Read what FF Bruce wrote about him. He wrote that Papias “preferred oral tradition to written records. ‘I did not suppose,’ said Papias, ‘that what I could get from the books would help me so much as what I could get from a living a abiding voice’” (page 119). In 125 AD, Papias said that he preferred oral tradition to books for it informed better. There could be no clearer indication that he did not have the complete gospels for they would be preferred to every other source by anyone claiming to be Christian. Who could deny that books are better and more reliable than oral stories? Only those who can’t find any coherent and credible books!  What the apostles wrote was more important than what the Church taught for the apostles being commissioned by Christ to teach his message were more reliable. Papias is evidence that the Church had no gospels written by the apostles.
 
 
ACTS OF THE APOSTLES
 
If the gospel of Luke was hidden then so was its sequel the book of Acts. Richard Carrier tells us, “Regardless of when Acts was written, it was not circulated to any notable degree until the mid-second century.” FF Bruce said that it is only after that time that the circulation of Acts is “amply attested.” Ben Witherington thought that the “manuscript had to be kept secret for a considerable period of time” in page 63 of his book The Acts of the Apostles (1998).

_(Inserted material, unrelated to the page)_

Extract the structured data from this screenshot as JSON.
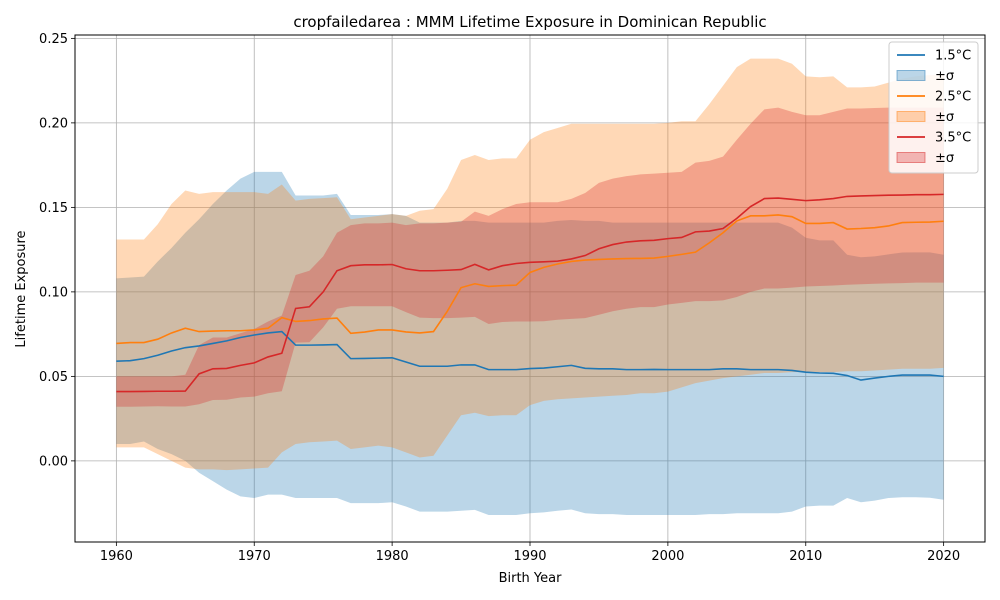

The secrecy is interesting for there is no evidence at all that anybody did any fact checking about Jesus or his resurrection. Acts shows how the apostles (see Acts 2 where Peter uses only religious arguments and no evidence based ones and Acts 28 – where Paul when arguing for Jesus’ resurrection gives only evidence from prophecies and nothing else and thus proves that people were converting to the faith without regard for evidence or facts).
 
Acts is in fact more important than the gospels. Why? Because it tells us what the apostles who witnessed the resurrection thought of it and why it is true. The gospels never say that the apostles were that convinced or for long. It talks about the resurrection from an outsider point of view. Acts does not. A testimony about a witness is nothing compared to one from a witness. No Christian wants to depend on Acts alone for Acts is alone!! There is no corroboration for its claims.
 
CONCLUSION

There is no evidence at all that the Gospels were published within one hundred years after Jesus’ demise. Regarding that period it is no wonder that Robin Lane Fox described it as extremely difficult to figure out when the gospels were first quoted (page 124, The Unauthorized Version). There is no evidence that they were published for a long time after the end of the first century. Even if they were published they were not widely known or made important and even the highest people in the Church did not know of them. The words of Jesus were published before the acts of Jesus. Anybody could make up the words but the acts would be more difficult if the person did not exist or if a lot of lies were told about him. But if you make up the teachings first and get people to want to believe in the existence of the man who allegedly taught them it is easier to add in the alleged deeds later. The words differ from the gospels enough to indicate that the gospels were still evolving or were secret. These facts utterly destroy the credibility of Christianity for the secrecy speaks of having something to hide.  For all we know, maybe there never was a Jesus.